In yet another example of how one shouldn’t trust a software program simply because it’s been digitally signed, a MultiPlug adware module has been uncovered that installs a fake Evernote browser extension, and proceeds to inundate the user with junk ads and unwanted, untargeted 'marketing' offers.
MultiPlug is a junkware virus that installs potentially unwanted programs (PUPs) and sometimes malware on victims's PCs. In this case, “A quick look shows the PUP is digitally signed by ‘Open Source Developer, Sergei Ivanovich Drozdov,’ although the certificate has since been revoked by the issuer,” explained Josh Cannell, a researcher at Malwarebytes, in an analysis.
The extension, which the user may or may not notice has been installed, uses a content script to run in the context of the web pages a user browses. And, that content script is guaranteed to be loaded into every web page visited using the extension manifest.
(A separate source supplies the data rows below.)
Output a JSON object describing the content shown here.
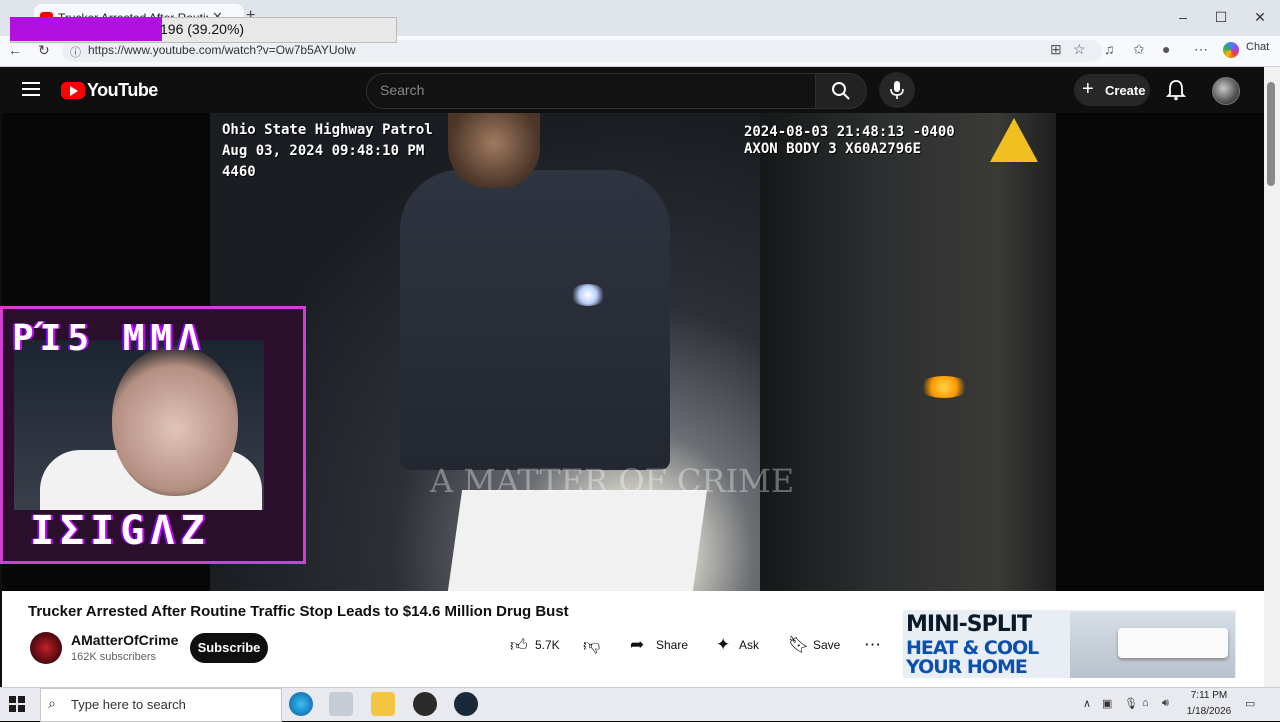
{
  "browser": {
    "tab_title": "Trucker Arrested After Routine",
    "url": "https://www.youtube.com/watch?v=Ow7b5AYUolw",
    "chat_label": "Chat",
    "download_progress": {
      "text": "196 (39.20%)",
      "fraction": 0.392
    }
  },
  "youtube": {
    "logo_text": "YouTube",
    "search_placeholder": "Search",
    "create_label": "Create"
  },
  "video": {
    "overlay_left_line1": "Ohio State Highway Patrol",
    "overlay_left_line2": "Aug 03, 2024 09:48:10 PM",
    "overlay_left_line3": "4460",
    "overlay_right_line1": "2024-08-03 21:48:13 -0400",
    "overlay_right_line2": "AXON BODY 3 X60A2796E",
    "watermark": "A MATTER OF CRIME"
  },
  "webcam": {
    "text_top": "ΡΊ5  ΜΜΛ",
    "text_bottom": "ΙΣΙGΛΖ"
  },
  "details": {
    "title": "Trucker Arrested After Routine Traffic Stop Leads to $14.6 Million Drug Bust",
    "channel_name": "AMatterOfCrime",
    "subscribers": "162K subscribers",
    "subscribe_label": "Subscribe",
    "likes": "5.7K",
    "share_label": "Share",
    "ask_label": "Ask",
    "save_label": "Save"
  },
  "ad": {
    "line1": "MINI-SPLIT",
    "line2": "HEAT & COOL",
    "line3": "YOUR HOME"
  },
  "taskbar": {
    "search_placeholder": "Type here to search",
    "time": "7:11 PM",
    "date": "1/18/2026"
  },
  "colors": {
    "youtube_red": "#ff0000",
    "progress_purple": "#b010e0",
    "ad_blue": "#0b4fb3"
  }
}
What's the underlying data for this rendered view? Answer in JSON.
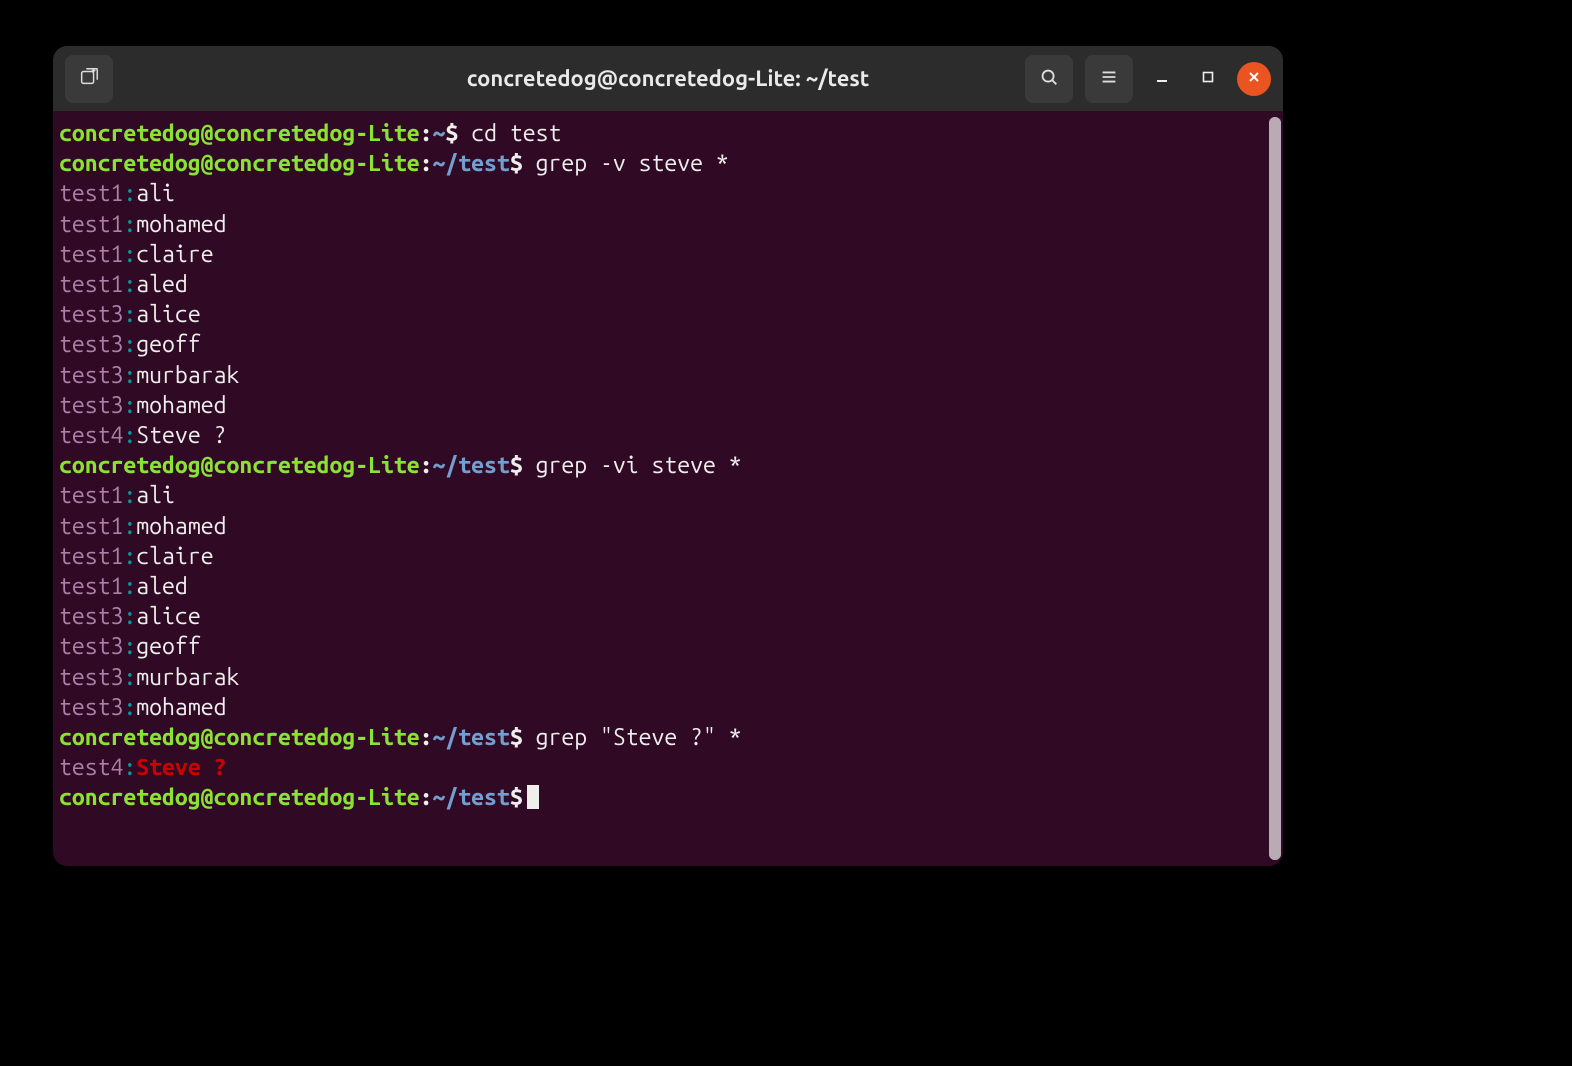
{
  "titlebar": {
    "title": "concretedog@concretedog-Lite: ~/test",
    "new_tab_name": "new-tab",
    "search_name": "search",
    "menu_name": "hamburger-menu",
    "minimize_name": "minimize",
    "maximize_name": "maximize",
    "close_name": "close"
  },
  "prompt": {
    "userhost": "concretedog@concretedog-Lite",
    "home_path": "~",
    "test_path": "~/test",
    "colon": ":",
    "dollar": "$"
  },
  "commands": {
    "c1": " cd test",
    "c2": " grep -v steve *",
    "c3": " grep -vi steve *",
    "c4": " grep \"Steve ?\" *"
  },
  "output": {
    "sep": ":",
    "r1": {
      "file": "test1",
      "text": "ali"
    },
    "r2": {
      "file": "test1",
      "text": "mohamed"
    },
    "r3": {
      "file": "test1",
      "text": "claire"
    },
    "r4": {
      "file": "test1",
      "text": "aled"
    },
    "r5": {
      "file": "test3",
      "text": "alice"
    },
    "r6": {
      "file": "test3",
      "text": "geoff"
    },
    "r7": {
      "file": "test3",
      "text": "murbarak"
    },
    "r8": {
      "file": "test3",
      "text": "mohamed"
    },
    "r9": {
      "file": "test4",
      "text": "Steve ?"
    },
    "r10": {
      "file": "test1",
      "text": "ali"
    },
    "r11": {
      "file": "test1",
      "text": "mohamed"
    },
    "r12": {
      "file": "test1",
      "text": "claire"
    },
    "r13": {
      "file": "test1",
      "text": "aled"
    },
    "r14": {
      "file": "test3",
      "text": "alice"
    },
    "r15": {
      "file": "test3",
      "text": "geoff"
    },
    "r16": {
      "file": "test3",
      "text": "murbarak"
    },
    "r17": {
      "file": "test3",
      "text": "mohamed"
    },
    "r18": {
      "file": "test4",
      "match": "Steve ?"
    }
  }
}
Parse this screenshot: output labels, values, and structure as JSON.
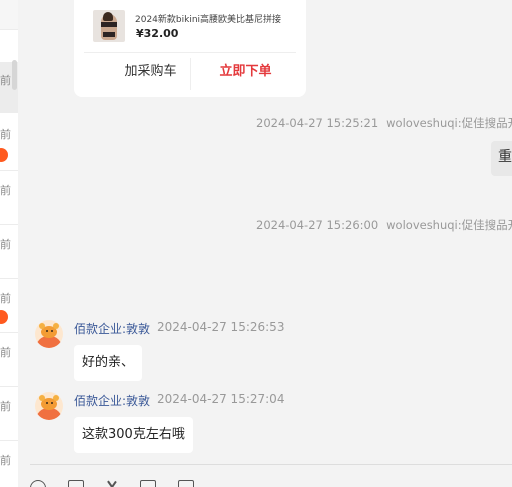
{
  "sidebar": {
    "items": [
      {
        "time": "前",
        "active": true,
        "badge": false
      },
      {
        "time": "前",
        "active": false,
        "badge": true
      },
      {
        "time": "前",
        "active": false,
        "badge": false
      },
      {
        "time": "前",
        "active": false,
        "badge": false
      },
      {
        "time": "前",
        "active": false,
        "badge": true
      },
      {
        "time": "前",
        "active": false,
        "badge": false
      },
      {
        "time": "前",
        "active": false,
        "badge": false
      },
      {
        "time": "前",
        "active": false,
        "badge": false
      }
    ]
  },
  "product_card": {
    "title": "2024新款bikini高腰欧美比基尼拼接",
    "price": "¥32.00",
    "cart_label": "加采购车",
    "buy_label": "立即下单"
  },
  "system_messages": [
    {
      "time": "2024-04-27 15:25:21",
      "text": "woloveshuqi:促佳搜品开"
    },
    {
      "time": "2024-04-27 15:26:00",
      "text": "woloveshuqi:促佳搜品开"
    }
  ],
  "right_bubble": {
    "text": "重"
  },
  "messages": [
    {
      "sender": "佰款企业:敦敦",
      "time": "2024-04-27 15:26:53",
      "text": "好的亲、"
    },
    {
      "sender": "佰款企业:敦敦",
      "time": "2024-04-27 15:27:04",
      "text": "这款300克左右哦"
    }
  ],
  "toolbar": {
    "icons": [
      "emoji-icon",
      "folder-icon",
      "scissors-icon",
      "doc-icon",
      "image-icon"
    ]
  },
  "colors": {
    "accent_red": "#e4393c",
    "badge_orange": "#ff5a1f",
    "link_blue": "#3b5998"
  }
}
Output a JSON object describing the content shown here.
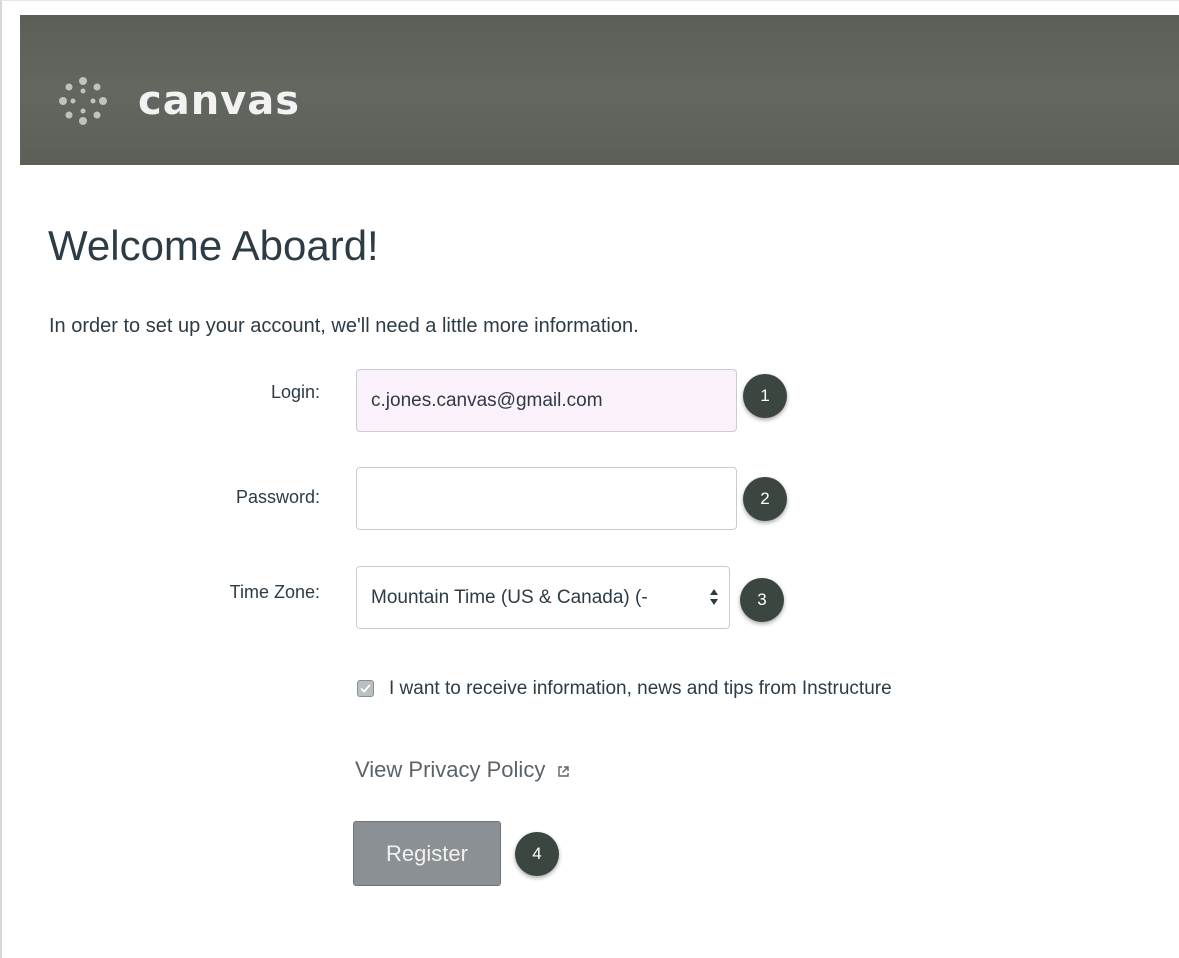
{
  "header": {
    "brand": "canvas",
    "logo_icon": "canvas-logo-icon",
    "background_color": "#5e635c"
  },
  "page": {
    "title": "Welcome Aboard!",
    "intro": "In order to set up your account, we'll need a little more information."
  },
  "form": {
    "login": {
      "label": "Login:",
      "value": "c.jones.canvas@gmail.com"
    },
    "password": {
      "label": "Password:",
      "value": ""
    },
    "timezone": {
      "label": "Time Zone:",
      "selected": "Mountain Time (US & Canada) (-"
    },
    "newsletter": {
      "label": "I want to receive information, news and tips from Instructure",
      "checked": true
    },
    "privacy_link": "View Privacy Policy",
    "register_label": "Register"
  },
  "markers": [
    "1",
    "2",
    "3",
    "4"
  ],
  "colors": {
    "marker": "#3b4640",
    "register_button": "#8b9094",
    "text": "#2d3b45",
    "login_field_bg": "#fbf1fa"
  }
}
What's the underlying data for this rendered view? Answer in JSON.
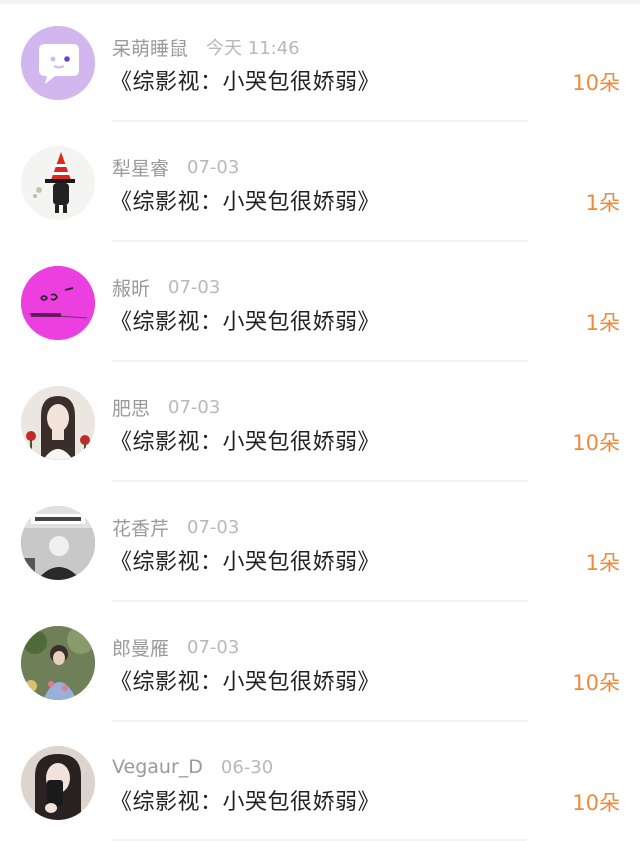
{
  "list": {
    "items": [
      {
        "name": "呆萌睡鼠",
        "time": "今天 11:46",
        "title": "《综影视：小哭包很娇弱》",
        "count": "10朵",
        "avatar": "speech-bubble-avatar",
        "avatar_color": "#d2b7ee"
      },
      {
        "name": "犁星睿",
        "time": "07-03",
        "title": "《综影视：小哭包很娇弱》",
        "count": "1朵",
        "avatar": "witch-hat-avatar",
        "avatar_color": "#f2f2f2"
      },
      {
        "name": "赧昕",
        "time": "07-03",
        "title": "《综影视：小哭包很娇弱》",
        "count": "1朵",
        "avatar": "pink-face-avatar",
        "avatar_color": "#ec3fe0"
      },
      {
        "name": "肥思",
        "time": "07-03",
        "title": "《综影视：小哭包很娇弱》",
        "count": "10朵",
        "avatar": "girl-portrait-avatar",
        "avatar_color": "#e9e2dc"
      },
      {
        "name": "花香芹",
        "time": "07-03",
        "title": "《综影视：小哭包很娇弱》",
        "count": "1朵",
        "avatar": "grayscale-photo-avatar",
        "avatar_color": "#8a8a8a"
      },
      {
        "name": "郎曼雁",
        "time": "07-03",
        "title": "《综影视：小哭包很娇弱》",
        "count": "10朵",
        "avatar": "garden-photo-avatar",
        "avatar_color": "#6a7a55"
      },
      {
        "name": "Vegaur_D",
        "time": "06-30",
        "title": "《综影视：小哭包很娇弱》",
        "count": "10朵",
        "avatar": "selfie-avatar",
        "avatar_color": "#d9cfc9"
      }
    ]
  }
}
The end result is that when visiting webpages, users will get a series of annoying advertisements, all leading to potentially more unwanted programs and offers.
“On the surface, it may seem like the pop ups and advertisements are coming from the websites themselves, but are in fact from the fake Evernote web extension,” Cannell said.
Upon execution, the PUP silently installs a web extension for the Google Chrome, Torch and Comodo Dragon browsers, in the normal extension folders. Overall, the set-up is geared to very effectively masquerade as the real thing and avoid detection. The faux extension takes the form of three obfuscated JavaScript files and one HTML file.
“For Google Chrome, the installation of the web extension is achieved by updating the ‘preferences’ file, which is a json-formatted file used to configure Chrome user preferences,” Cannell explained. “The extension that’s installed is called Evernote Web, just like the real extension from Evernote.com. When taking a look at the Chrome extensions page, we can see the extension installed there with the ID ‘lbfehkoinhhcknnbdgnnmjhiladcgbol,’ just like the real Evernote Web extension.”
Clicking 'visit website' also directs the user to the chrome web store page for the actual Evernote Web extension.
“Chrome believes the real extension is installed, as verified by the Launch App button,” the researcher said. “When clicking this button with the fake extension installed, nothing happens, whereas normally the user is met with an Evernote log-in screen.”
Junkware and spam ads are unfortunately continuing to live on in the world of the internet because of unscrupulous folks who will serve them out in return for pay-per-click compensation. Fortunately, removing the extension in this case is a simple task.
“For Chrome users, simply visit the extensions page and click the picture of a garbage can, and you’re done,” Cannell said. “You also might want to run a free scan using your antivirus or anti-malware programs to make sure there wasn’t anything else added while you had the extension.”